The regime in Syria would react in the same manner to any threat to its rule. It is not as though Assad would have tolerated a locally grown and independent, secular, anti-imperialist, pro-Palestine, leftist opposition, militant or not. The only difference today is the identity and character of the forces behind the opposition. It is this difference that gives the conflict a geopolitical dimension, from which the regime is poised to benefit by deftly identifying and manipulating the opposition’s multi-layered contradictions.

Furthermore, there is an instructive history that fuels cynicism vis-à-vis the external supporters of the “pure and consistent revolution” narrative. What do we make of the decades-long support the Syrian regime received from some of the same oil-rich Arab countries that have bankrolled the militarization of the uprising? Or the extensive cooperative economic plans drawn up between Turkish President Recep Tayyip Erdogan and Syria’s Assad on the eve of the uprising, as though it was a match made in heaven? And what to make of the early US interest in supporting the Syrian opposition, when Washington supported crushing its equivalent in Bahrain only months before, all the while overseeing the mayhem unleashed next door in Iraq with its brutal and fraudulent 2003 invasion?

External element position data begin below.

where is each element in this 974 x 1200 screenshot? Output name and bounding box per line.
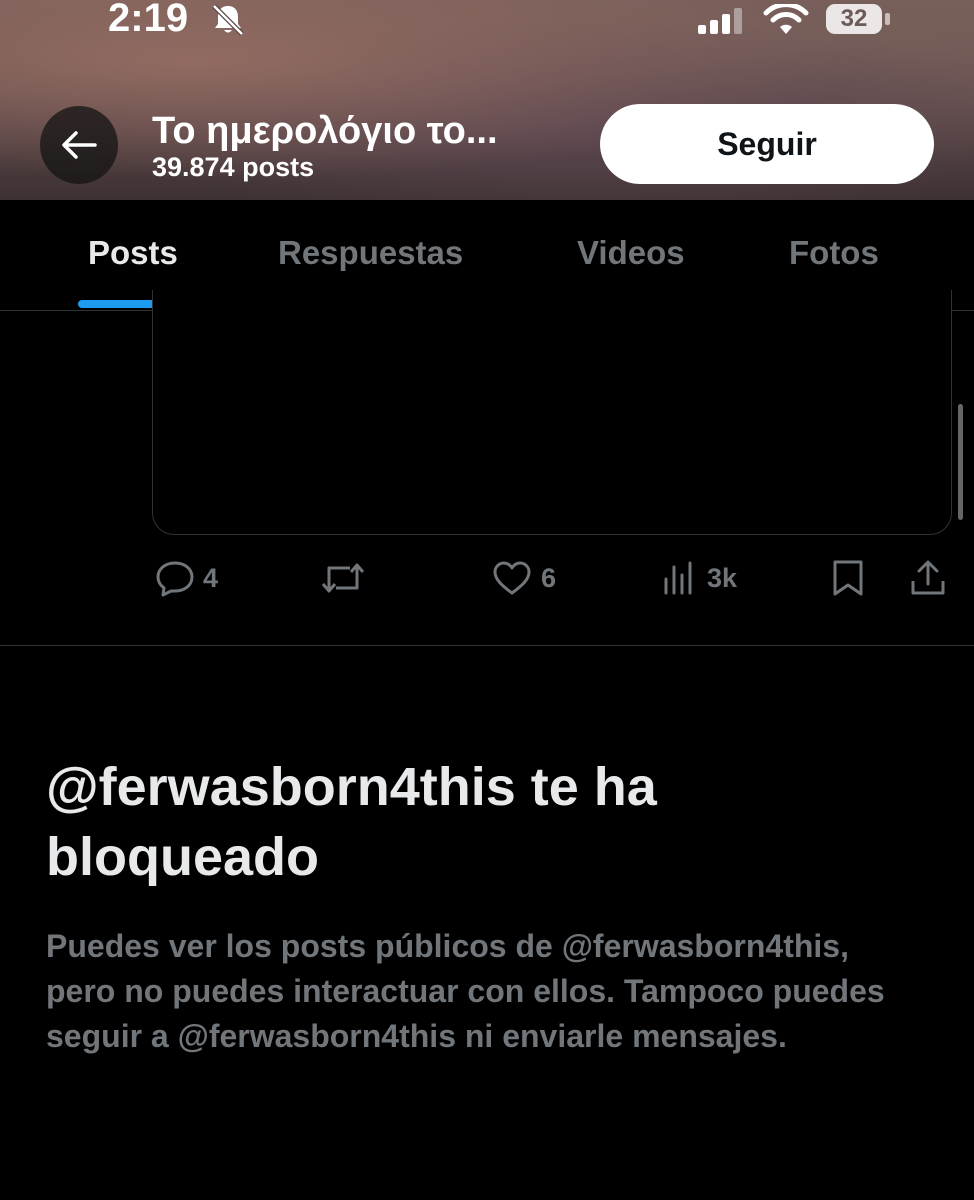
share-action[interactable] [909,556,947,600]
view-count: 3k [707,562,738,593]
tab-posts[interactable]: Posts [88,234,178,272]
reply-action[interactable]: 4 [155,556,218,600]
reply-count: 4 [203,562,219,593]
post-count: 39.874 posts [152,152,315,182]
repost-action[interactable] [320,556,366,600]
bell-muted-icon [212,4,244,36]
arrow-left-icon [62,131,97,159]
status-time: 2:19 [108,0,189,40]
analytics-icon [664,561,692,595]
wifi-icon [763,4,809,34]
status-bar: 2:19 32 [0,0,974,60]
battery-icon: 32 [826,4,882,34]
cellular-signal-icon [698,8,742,34]
like-action[interactable]: 6 [491,556,556,600]
scrollbar[interactable] [958,404,963,520]
share-icon [911,560,945,595]
views-action[interactable]: 3k [663,556,737,600]
heart-icon [493,561,531,595]
profile-name: Το ημερολόγιο το... [152,110,498,152]
tab-videos[interactable]: Videos [577,234,685,272]
bookmark-icon [833,560,863,596]
tab-replies[interactable]: Respuestas [278,234,463,272]
blocked-description: Puedes ver los posts públicos de @ferwas… [46,928,885,1054]
battery-nub [885,13,890,25]
follow-button[interactable]: Seguir [600,104,934,184]
back-button[interactable] [40,106,118,184]
comment-icon [156,561,194,597]
repost-icon [321,563,365,593]
blocked-title: @ferwasborn4this te ha bloqueado [46,757,657,887]
tab-photos[interactable]: Fotos [789,234,879,272]
bookmark-action[interactable] [831,556,865,600]
like-count: 6 [541,562,557,593]
section-divider [0,645,974,646]
post-media[interactable] [152,290,952,535]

The basics are not a puzzle. There can be no return to the pre-2011 rule of Syria—whether or not Russia or the almighty wills it. Similarly, the opposition will not overthrow the regime and build a secular, democratic, and socially equitable Syria, because neither its external supporters nor its strongest internal militants desire it. Those who do actually desire a secular, democratic, and egalitarian Syrian society exist on both sides of the divide, but their voices are drowned out."